Tuesday, July 22, 2008
Twitter, among other sites, aims to improve "human" customer service
ABC World News Tonight reported today (July 22) about a website that allows “ordinary people” (to quote the name of a famous film from 1980) to improve their chances of getting a human being to talk to in customer service at telecommunications or utility companies.
The website is called Twitter, and it requires registration, and brevity in logging a complaint about the service of a company. (You know the saying: “verbosity promulgates egregious epigramization”).
ABC News has a story by Mike Von Fremd and Gina Sunseri, “Twitter Can Rescue You from Customer Service Line Waits: Companies Looking to Microblogging Site to Get Through to Frustrated Customers,” link here.
It pays to log the comment onto Twitter even while on hold.

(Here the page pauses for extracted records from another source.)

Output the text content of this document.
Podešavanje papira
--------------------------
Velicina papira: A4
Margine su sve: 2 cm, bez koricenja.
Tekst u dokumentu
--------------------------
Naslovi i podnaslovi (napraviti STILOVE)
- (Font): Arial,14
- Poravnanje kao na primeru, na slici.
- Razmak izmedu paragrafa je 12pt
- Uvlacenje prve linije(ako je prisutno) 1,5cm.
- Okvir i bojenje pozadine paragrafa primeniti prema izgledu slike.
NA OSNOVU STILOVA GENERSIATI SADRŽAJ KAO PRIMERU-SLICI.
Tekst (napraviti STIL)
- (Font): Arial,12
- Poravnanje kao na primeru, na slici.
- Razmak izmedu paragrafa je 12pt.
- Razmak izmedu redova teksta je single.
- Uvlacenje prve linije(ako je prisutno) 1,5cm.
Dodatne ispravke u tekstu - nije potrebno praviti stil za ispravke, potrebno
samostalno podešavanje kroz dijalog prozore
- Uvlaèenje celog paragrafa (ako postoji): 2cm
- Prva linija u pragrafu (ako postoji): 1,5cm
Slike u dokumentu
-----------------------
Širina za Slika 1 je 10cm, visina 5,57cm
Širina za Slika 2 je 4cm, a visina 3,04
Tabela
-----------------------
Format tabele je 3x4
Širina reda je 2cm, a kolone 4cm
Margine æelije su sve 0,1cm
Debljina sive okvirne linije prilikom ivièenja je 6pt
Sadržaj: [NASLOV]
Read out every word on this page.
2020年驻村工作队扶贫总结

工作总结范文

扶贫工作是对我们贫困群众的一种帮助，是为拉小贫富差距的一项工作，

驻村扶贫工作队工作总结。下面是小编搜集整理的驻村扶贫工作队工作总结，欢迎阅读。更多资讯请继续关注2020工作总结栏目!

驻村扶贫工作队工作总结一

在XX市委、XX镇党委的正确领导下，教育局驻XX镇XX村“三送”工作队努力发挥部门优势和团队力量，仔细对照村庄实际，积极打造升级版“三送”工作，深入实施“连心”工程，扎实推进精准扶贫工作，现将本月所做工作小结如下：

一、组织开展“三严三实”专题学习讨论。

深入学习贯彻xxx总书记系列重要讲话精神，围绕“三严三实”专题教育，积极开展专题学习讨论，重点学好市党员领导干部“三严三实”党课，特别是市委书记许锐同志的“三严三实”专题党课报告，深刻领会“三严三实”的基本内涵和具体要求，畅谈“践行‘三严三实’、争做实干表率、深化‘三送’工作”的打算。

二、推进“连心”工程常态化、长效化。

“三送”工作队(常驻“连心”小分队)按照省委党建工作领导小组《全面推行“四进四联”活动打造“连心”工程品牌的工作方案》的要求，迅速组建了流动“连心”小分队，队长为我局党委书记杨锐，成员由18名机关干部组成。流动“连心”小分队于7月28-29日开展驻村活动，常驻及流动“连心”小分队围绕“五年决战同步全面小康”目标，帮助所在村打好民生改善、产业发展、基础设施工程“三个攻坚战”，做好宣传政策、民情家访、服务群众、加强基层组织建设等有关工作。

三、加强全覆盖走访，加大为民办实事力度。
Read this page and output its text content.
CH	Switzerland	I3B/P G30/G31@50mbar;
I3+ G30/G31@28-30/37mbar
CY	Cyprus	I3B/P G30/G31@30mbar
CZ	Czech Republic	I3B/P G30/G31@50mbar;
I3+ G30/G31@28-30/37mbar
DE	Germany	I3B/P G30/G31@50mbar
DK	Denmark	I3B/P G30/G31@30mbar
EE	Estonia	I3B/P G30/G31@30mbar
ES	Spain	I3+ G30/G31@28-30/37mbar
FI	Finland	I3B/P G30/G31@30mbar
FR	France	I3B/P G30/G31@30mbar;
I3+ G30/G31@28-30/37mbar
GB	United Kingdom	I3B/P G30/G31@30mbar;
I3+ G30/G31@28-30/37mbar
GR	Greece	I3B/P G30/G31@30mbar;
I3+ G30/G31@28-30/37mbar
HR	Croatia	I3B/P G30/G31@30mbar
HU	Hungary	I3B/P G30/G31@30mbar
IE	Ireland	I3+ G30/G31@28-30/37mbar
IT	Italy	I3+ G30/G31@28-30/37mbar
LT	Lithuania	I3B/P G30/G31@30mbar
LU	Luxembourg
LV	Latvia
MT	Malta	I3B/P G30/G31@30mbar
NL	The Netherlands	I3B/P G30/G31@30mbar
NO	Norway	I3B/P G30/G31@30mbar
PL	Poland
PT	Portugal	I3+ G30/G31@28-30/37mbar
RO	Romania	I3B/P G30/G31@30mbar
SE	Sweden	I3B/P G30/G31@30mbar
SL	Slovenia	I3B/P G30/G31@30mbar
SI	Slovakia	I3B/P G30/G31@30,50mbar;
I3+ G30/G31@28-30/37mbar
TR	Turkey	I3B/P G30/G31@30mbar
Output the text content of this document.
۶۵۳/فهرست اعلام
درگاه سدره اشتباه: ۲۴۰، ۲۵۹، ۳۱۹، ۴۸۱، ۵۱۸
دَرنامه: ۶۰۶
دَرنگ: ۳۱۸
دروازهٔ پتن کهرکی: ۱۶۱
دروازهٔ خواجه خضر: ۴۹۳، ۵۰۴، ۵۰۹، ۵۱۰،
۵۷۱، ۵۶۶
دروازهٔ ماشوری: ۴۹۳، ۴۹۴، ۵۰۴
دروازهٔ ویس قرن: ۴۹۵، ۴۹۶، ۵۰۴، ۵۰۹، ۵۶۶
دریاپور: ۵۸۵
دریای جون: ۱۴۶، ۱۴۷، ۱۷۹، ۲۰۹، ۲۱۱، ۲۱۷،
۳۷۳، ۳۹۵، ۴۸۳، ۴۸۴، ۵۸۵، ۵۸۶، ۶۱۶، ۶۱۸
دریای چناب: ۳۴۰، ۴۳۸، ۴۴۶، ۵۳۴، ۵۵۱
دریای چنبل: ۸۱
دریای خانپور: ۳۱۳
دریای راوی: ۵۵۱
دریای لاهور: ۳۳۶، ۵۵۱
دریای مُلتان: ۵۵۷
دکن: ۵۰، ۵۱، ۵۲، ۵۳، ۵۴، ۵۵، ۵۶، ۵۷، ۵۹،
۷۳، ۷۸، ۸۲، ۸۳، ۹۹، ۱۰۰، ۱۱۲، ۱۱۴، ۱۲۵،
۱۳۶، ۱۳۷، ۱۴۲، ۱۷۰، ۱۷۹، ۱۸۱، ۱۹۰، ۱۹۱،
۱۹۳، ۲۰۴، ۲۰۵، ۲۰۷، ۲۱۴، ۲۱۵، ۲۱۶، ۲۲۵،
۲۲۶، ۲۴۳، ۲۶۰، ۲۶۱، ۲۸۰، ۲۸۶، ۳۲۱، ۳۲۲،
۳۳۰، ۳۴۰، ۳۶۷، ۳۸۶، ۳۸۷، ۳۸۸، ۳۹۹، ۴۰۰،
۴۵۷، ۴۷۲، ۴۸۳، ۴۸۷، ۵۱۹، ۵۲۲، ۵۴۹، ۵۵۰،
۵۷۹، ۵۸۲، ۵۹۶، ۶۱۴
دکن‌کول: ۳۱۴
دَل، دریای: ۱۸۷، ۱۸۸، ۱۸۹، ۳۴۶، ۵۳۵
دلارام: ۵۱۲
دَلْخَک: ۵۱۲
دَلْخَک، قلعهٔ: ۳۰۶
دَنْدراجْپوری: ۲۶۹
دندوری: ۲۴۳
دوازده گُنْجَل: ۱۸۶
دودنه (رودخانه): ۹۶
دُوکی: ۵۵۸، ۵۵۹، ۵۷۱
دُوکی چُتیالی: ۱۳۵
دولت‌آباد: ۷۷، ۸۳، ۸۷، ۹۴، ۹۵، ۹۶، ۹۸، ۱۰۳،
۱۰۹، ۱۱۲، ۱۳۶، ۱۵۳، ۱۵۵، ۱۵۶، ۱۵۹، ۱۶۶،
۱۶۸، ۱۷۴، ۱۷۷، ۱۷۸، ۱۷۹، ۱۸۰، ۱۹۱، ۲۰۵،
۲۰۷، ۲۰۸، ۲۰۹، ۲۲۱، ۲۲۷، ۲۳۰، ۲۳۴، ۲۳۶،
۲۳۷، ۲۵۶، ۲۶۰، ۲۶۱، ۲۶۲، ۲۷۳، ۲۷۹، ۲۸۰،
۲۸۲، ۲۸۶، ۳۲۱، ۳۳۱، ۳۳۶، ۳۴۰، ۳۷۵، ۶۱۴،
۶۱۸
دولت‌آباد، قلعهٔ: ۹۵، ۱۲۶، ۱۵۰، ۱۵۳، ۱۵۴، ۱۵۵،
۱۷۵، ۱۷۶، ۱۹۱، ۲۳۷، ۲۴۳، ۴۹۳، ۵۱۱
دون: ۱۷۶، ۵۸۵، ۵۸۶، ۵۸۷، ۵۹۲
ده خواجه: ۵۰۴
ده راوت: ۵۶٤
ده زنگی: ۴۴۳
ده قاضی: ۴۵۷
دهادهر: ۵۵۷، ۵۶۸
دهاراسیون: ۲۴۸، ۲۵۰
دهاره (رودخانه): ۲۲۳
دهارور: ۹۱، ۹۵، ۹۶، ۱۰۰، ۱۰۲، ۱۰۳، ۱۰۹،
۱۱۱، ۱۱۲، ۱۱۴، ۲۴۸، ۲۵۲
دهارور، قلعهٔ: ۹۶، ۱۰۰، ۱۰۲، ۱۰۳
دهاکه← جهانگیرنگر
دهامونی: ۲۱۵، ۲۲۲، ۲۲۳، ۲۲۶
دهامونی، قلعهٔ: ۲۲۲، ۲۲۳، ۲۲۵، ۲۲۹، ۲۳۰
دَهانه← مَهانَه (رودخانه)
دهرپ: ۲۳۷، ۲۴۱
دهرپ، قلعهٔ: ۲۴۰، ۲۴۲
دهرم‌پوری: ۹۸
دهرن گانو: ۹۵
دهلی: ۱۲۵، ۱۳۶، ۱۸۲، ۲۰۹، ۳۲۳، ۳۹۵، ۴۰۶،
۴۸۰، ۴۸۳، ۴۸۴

Twitter appears to be a site adapted to mobile blogging, which I have not yet tried (but probably should).
The ABC story described a woman who had phone, Internet and cable TV all from one provider, Comcast. She waited over an hour to reach a human being on the phone, and was told that she would not have an installer out to her home for two days. She went onto Twitter and logged her complaint, and heard from Comcast in a short time. ISPs and telecommunications companies are starting to troll Twitter the way many employers used to troll Myspace and Facebook to check up on job applicants. Apparently “reputation defense” works more than one way.
There are websites that offer tips on how to reach human beings at companies, such as “Gethuman.com. Another such site is "Jack Henderson". I personally find that pressing star or “0” (the zero key) often works.
When I worked in the life insurance industry as a computer programmer analyst (from 1990-2001) “customer service” was said to be the focus of our efforts. Once, we had a customer service and "Team Handbook" party and t-shirts. My last two years I supported an in-house GUI interface called “Customer Service Workbench” which was supposed to assist service center employees respond with the human touch very quickly. All kinds of other subsystems, like imaging and workflow, supported this effort.
Picture: Career Center (Arlington Public Schools) and AT&T Building in Arlington VA.